[連載]高橋敦のオーディオ絶対領域
【第137回】“花澤病ライター”が花澤香菜ソングスにぴったりなヘッドホンをコーディネート!
■ほほ笑みモード×beyerdynamic T 51 p
2ndアルバムとそれに伴うツアーを経ての、花澤香菜音楽活動3rdシーズンの始まりを鮮やかに告げた曲。アルバムでも武道館でも二曲目で、開放的な「I LOVE NEW DAY!」との対比も鮮やかだ。
というのもこの曲はそれまでの花澤香菜さんの音楽活動では扱ってこなかったしご本人も縁がなかったというクラブミュージックのサウンドを取り入れて…というか完全にそのサウンドの曲になっている。なので他の曲とのコントラストも、この曲の中での密で重いベースサウンドと花澤さんの天使の歌声とのコントラストも際立つのだ。さらにしかも、この打ち込み系のビートをバンド編成のライブではどうするんだろう?と楽しみにしていたら、アレンジの大枠はそのままにベースはむしろ逆にウッドベース!という意表も突かれて、それもまたスタジオ版のシンセベースとのコントラストが鮮やかだった。
ということでヘッドホンも「コントラスト」を意識して選んでみたのがbeyerdynamic「T 51 p」。実売3万2,000円程度だ。
まず最初のコントラスト。ベイヤーの「テスラドライバー」搭載ヘッドホンというと透明で鋭い高域描写の方の印象が強いが、このモデルは小型なのに低音もかなりグイグイ来る。沈み込む本当に低い帯域の重低音までフラットに出ているというよりは、ベースやドラムスなど低音楽器の「おいしい重み」をぐいっと出してくれている感じだ。四つ打ちバスドラムのドシンとしたところなど特に見事。シンセベースの唸りやうねりも実によい感じだ。しっかりとしたアンプで駆動すれば緩みなく密な低音を叩き出してくれる。

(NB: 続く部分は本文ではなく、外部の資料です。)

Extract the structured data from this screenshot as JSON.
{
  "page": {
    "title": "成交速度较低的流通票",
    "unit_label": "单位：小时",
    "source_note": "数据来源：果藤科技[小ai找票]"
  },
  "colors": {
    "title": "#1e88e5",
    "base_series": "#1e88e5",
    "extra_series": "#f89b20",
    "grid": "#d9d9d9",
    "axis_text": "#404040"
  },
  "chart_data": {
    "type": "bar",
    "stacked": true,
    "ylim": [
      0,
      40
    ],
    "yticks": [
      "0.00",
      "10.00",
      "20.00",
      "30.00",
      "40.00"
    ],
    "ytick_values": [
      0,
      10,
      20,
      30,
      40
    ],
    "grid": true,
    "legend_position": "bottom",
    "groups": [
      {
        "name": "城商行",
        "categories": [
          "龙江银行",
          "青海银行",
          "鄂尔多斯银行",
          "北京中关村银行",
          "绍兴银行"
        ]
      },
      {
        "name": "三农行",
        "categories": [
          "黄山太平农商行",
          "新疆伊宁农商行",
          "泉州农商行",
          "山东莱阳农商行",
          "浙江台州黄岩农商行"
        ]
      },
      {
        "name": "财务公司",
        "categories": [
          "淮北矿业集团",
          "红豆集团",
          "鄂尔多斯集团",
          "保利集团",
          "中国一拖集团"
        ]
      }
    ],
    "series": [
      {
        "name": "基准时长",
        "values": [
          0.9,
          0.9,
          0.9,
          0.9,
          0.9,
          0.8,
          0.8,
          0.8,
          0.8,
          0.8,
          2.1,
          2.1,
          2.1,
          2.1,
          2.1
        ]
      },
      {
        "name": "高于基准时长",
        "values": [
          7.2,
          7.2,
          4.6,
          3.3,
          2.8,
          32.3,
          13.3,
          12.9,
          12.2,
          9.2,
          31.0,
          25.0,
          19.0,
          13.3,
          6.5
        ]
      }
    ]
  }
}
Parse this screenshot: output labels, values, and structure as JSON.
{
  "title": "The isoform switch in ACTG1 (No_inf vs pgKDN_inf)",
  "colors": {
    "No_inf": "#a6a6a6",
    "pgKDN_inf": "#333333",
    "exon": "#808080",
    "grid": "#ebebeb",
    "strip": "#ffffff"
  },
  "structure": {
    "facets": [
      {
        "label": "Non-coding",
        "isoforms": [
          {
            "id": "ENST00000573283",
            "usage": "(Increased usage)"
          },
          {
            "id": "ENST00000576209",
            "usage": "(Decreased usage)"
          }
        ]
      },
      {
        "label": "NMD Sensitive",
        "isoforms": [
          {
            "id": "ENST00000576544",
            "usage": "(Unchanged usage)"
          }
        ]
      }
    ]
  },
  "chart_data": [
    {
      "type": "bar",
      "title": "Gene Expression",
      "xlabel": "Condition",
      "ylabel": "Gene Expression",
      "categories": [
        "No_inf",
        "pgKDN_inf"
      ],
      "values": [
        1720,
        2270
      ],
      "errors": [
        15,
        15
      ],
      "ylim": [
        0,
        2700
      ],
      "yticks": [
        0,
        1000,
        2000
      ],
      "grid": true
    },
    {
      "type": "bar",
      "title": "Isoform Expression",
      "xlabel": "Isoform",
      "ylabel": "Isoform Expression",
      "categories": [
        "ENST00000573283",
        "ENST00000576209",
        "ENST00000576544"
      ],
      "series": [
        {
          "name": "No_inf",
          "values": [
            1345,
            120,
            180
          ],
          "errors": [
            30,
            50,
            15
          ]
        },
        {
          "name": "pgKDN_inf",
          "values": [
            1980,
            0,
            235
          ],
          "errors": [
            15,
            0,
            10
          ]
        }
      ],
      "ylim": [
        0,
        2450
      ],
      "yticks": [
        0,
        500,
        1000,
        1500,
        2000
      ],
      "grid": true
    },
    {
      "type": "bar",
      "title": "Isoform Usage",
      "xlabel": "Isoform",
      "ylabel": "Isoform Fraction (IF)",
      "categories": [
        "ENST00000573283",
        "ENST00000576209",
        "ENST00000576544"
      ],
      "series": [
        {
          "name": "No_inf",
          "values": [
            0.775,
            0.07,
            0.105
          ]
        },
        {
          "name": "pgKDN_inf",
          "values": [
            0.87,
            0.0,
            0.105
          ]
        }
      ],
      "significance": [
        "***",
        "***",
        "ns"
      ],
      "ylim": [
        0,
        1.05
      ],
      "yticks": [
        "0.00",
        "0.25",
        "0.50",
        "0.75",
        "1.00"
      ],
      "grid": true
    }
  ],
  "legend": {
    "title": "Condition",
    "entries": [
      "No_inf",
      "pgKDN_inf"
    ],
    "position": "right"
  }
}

次のコントラストは、その強烈な低音に対してしかしやっぱりベイヤーテスラドライバーらしいシャープな高域も拮抗するというその対比。細かなリズムを刻むハイハットシンバルの薄刃さ、アコースティックギターの印象的なリフの輝き具合などさすが!
そしてそのおかげで花澤さんの歌声との相性もトップクラス。息の刺さる成分を、ほぐすのではなく研ぎ澄ますことで、耳に痛いものではなく心地よく耳と心に刺さるものにしてくれる。
ヘッドホン単体で見ると音場が広くはなく密でダークなところで好みが分かれるかもしれない。しかしこの曲との組み合わせでは、その密でダークなところがクラブっぽいし、その密でダークな音場を背景にアコースティックギターが輝き、花澤さんの声が立体的に浮かび上がるという、そのコントラストが美しい。